Synthesis of Co3O4 nanoparticles and their performance towards methyl orange dye removal: Characterisation, adsorption and response surface methodology

Abstract

This research article describes the synthesis of cobalt-oxide nanoparticles by simple precipitation technique and their environmental application. The prepared Co3O4 nanoparticles were characterised by field emission scanning electron microscopy, Fourier transform infrared spectroscopy, X-ray diffraction, transmission electron microscopy, selected area diffraction, and energy-dispersive X-ray spectroscopy, along with elemental mapping analysis.

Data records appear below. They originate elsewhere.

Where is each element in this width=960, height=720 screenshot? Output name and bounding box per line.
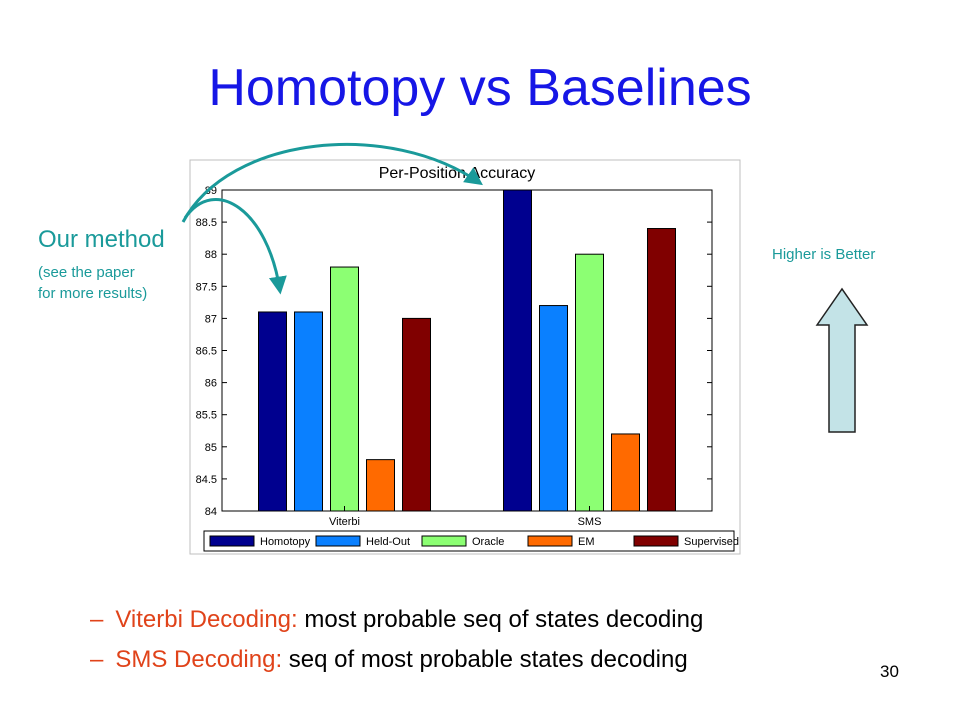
legend-swatch [633,535,679,547]
legend-label: Held-Out [366,536,410,548]
y-tick-label: 86 [205,378,217,390]
bullet-dash: – [90,606,104,633]
bar [258,311,287,512]
y-tick-label: 85.5 [196,410,217,422]
callout-title: Our method [38,226,165,253]
legend-label: Homotopy [260,536,311,548]
bullet-item: – SMS Decoding: seq of most probable stat… [90,640,703,680]
higher-is-better-label: Higher is Better [772,246,876,263]
bar [647,228,676,512]
bullet-term: Viterbi Decoding: [115,606,298,633]
y-tick-label: 89 [205,185,217,197]
bar [402,317,431,512]
y-tick-label: 87.5 [196,281,217,293]
bullet-text: seq of most probable states decoding [282,646,688,673]
chart-title: Per-Position Accuracy [379,165,536,182]
bar [575,253,604,512]
y-tick-label: 85 [205,442,217,454]
callout-arrow-sms-homotopy [181,142,483,223]
callout-note-line2: for more results) [38,285,148,302]
legend-label: Supervised [684,536,739,548]
legend-swatch [209,535,255,547]
bar [294,311,323,512]
y-tick-label: 87 [205,313,217,325]
y-tick-label: 88.5 [196,217,217,229]
legend-swatch [315,535,361,547]
legend-label: EM [578,536,595,548]
callout-note-line1: (see the paper [38,264,135,281]
legend-swatch [527,535,573,547]
legend-swatch [421,535,467,547]
y-tick-label: 84 [205,506,217,518]
bullet-item: – Viterbi Decoding: most probable seq of … [90,600,703,640]
bar-chart: Per-Position Accuracy 84 84.5 85 85.5 86 86.5 8… [189,159,741,555]
legend-label: Oracle [472,536,504,548]
y-tick-label: 84.5 [196,474,217,486]
bullet-list: – Viterbi Decoding: most probable seq of … [90,600,703,680]
slide-title: Homotopy vs Baselines [208,59,752,117]
y-tick-label: 88 [205,249,217,261]
up-arrow-icon [815,287,869,433]
bar [366,459,395,512]
callout-arrow-viterbi-homotopy [183,198,287,295]
bar [330,266,359,512]
bar [503,189,532,512]
callout-note: (see the paper for more results) [38,262,147,304]
bar [611,433,640,512]
y-tick-label: 86.5 [196,346,217,358]
bullet-term: SMS Decoding: [115,646,283,673]
page-number: 30 [880,662,899,681]
bullet-dash: – [90,646,104,673]
bullet-text: most probable seq of states decoding [297,606,704,633]
bar [539,305,568,512]
x-tick-label: Viterbi [329,516,360,528]
x-tick-label: SMS [578,516,602,528]
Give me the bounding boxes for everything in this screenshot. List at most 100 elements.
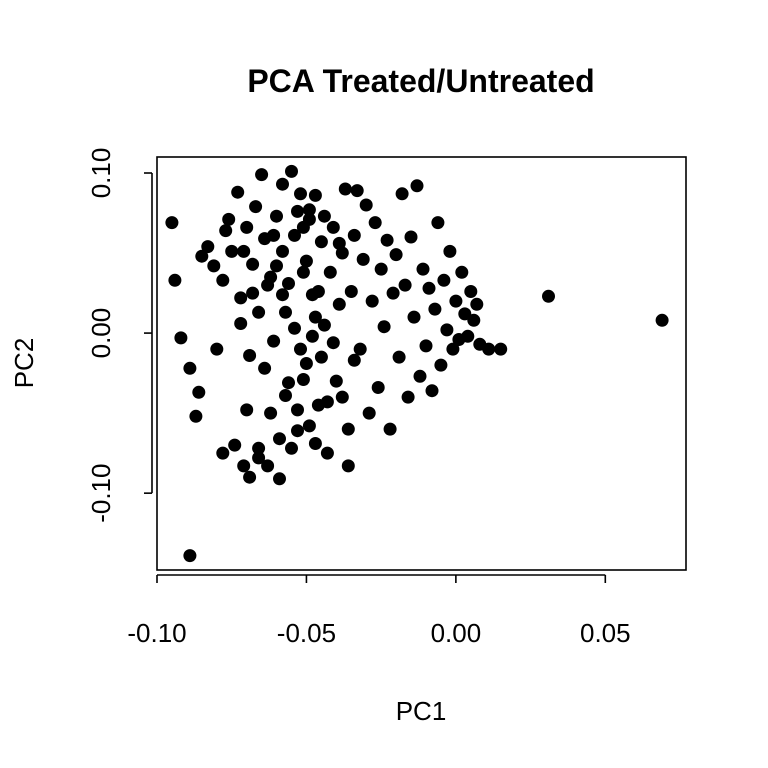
data-point-68	[386, 286, 400, 300]
data-point-73	[401, 390, 415, 404]
data-point-95	[467, 313, 481, 327]
data-point-52	[338, 182, 352, 196]
data-point-83	[431, 216, 445, 230]
x-tick-label-3: 0.05	[580, 618, 631, 648]
data-point-117	[326, 336, 340, 350]
data-point-10	[210, 342, 224, 356]
data-point-93	[461, 329, 475, 343]
data-point-127	[285, 441, 298, 455]
data-point-67	[383, 422, 397, 436]
data-point-122	[240, 403, 254, 417]
data-point-96	[470, 297, 484, 311]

The characterisation images revealed that as-synthesised nanomaterial had a hexagonal sheet-like morphology with average particle size 10–20 nm and was crystalline in nature. The nano-adsorbent displayed its efficiency in methyl orange adsorption from aqueous solution. Several adsorption factors such as pH, initial concentration, time, and temperature were examined, and isotherm, kinetic, and thermodynamic data were observed. The adsorption rate was fast and followed a pseudo–second-order kinetic model. The adsorption isotherm could be suited with both Langmuir and Freundlich isotherms. The adsorption process turned out to be spontaneous and exothermic. The effects of the various factors for methyl orange removal were analysed using the Box–Behnken design. A second-order quadratic model was used to project the response. Analysis of variance analysed the significance of the factors and their interactions. Three-dimensional response surface plots were used to determine the interactive effects of the independent factors on methyl orange adsorption capacity. The successful regeneration of Co3O4 nanoparticles suggested their usefulness in wastewater treatment and various other industrial settings. The reusability and efficient adsorptive capacity of nano-adsorbent for environmental management represent the importance of this work.